The essence of time dilation with respect to the theory of relativity has been demonstrated experimentally. In one experiment, two atomic clocks were carried on high speed air plains. One traveled eastward (with the rotation of earth), and one westward (against the rotation of earth). After the flight, these clocks were compared and found to have either gained or lost timed (relative to the control clock which remained on the ground). The amount of time lost and gained was a function of their direction of travel (motion), and altitude (gravity). The results confirmed the predictions of time dilation from Einstein's theory of relativity.
"During October, 1971, four cesium atomic beam clocks were flown on regularly scheduled commercial jet flights around the world twice, once eastward and once westward, to test Einstein's theory of relativity with macroscopic clocks. From the actual flight paths of each trip, the theory predicted that the flying clocks, compared with reference clocks at the U.S. Naval Observatory, should have lost 40+/-23 nanoseconds during the eastward trip and should have gained 275+/-21 nanoseconds during the westward trip ... Relative to the atomic time scale of the U.S. Naval Observatory, the flying clocks lost 59+/-10 nanoseconds during the eastward trip and gained 273+/-7 nanosecond during the westward trip, where the errors are the corresponding standard deviations. These results provide an unambiguous empirical resolution of the famous clock "paradox" with macroscopic clocks."

J.C. Hafele and R. E. Keating, Science 177, 166 (1972)

The Twin "Paradox" (not really a paradox) explains this idea also, and more completely in the three planets thought experiment. The key point being inertial reference frames.

Common sense likens photons to bullets that are shot out of a gun. A bullet shot out of a car in potion travels faster than one shot from a stationary refrence point. The difficultly with this analogy is that this does not apply to things moving at the speed of light (bullets move much slower than photons - which always travel at the speed of light for whatever medium they are in). The speed of light is constant. Period. Yes, it does get confusing with the concept of inertial reference frames.

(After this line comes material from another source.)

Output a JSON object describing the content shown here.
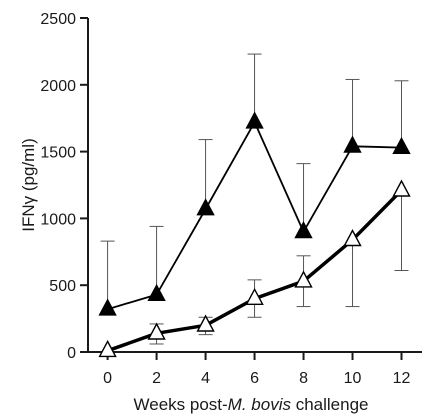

Let us imagine a clock in which time is measured by a photon bouncing between two surfaces:

As your velocity approaches c, this clock will start to slow down. Why? Simple, because the distance between the two surfaces grows - they are no longer directly on top of each other:
-----    -----
  \        /\
   \      /  \
    o    o    o
     \  /      \
      \/        \etc...
However, you will not notice the clock slowing down because you are slowing down with it. To actualy see the slow down (or speed up) you will need to be in a diffrent frame of refrence.

Time dilation will happen in accordance to the Lorentz transformation. Yes, this is a big 'nasty' function with lots of primes and radicals and subscripts.

c is the speed-limit of light in that nothing can be accelerated to the speed of light with respect to you. Accelerating two objects to 75% of the speed of light in different directions giving a relative velocity greater than c just doesn't work (see the three planets thought experiment for more information on this). Space-time is interwoven in such a way that no observer ever sees an object moving toward them at greater than c. Once the Einstein velocity addition is applied, the result is always a relative velocity less than c. This may not agree with common sense, but this appears to be the way the universe works.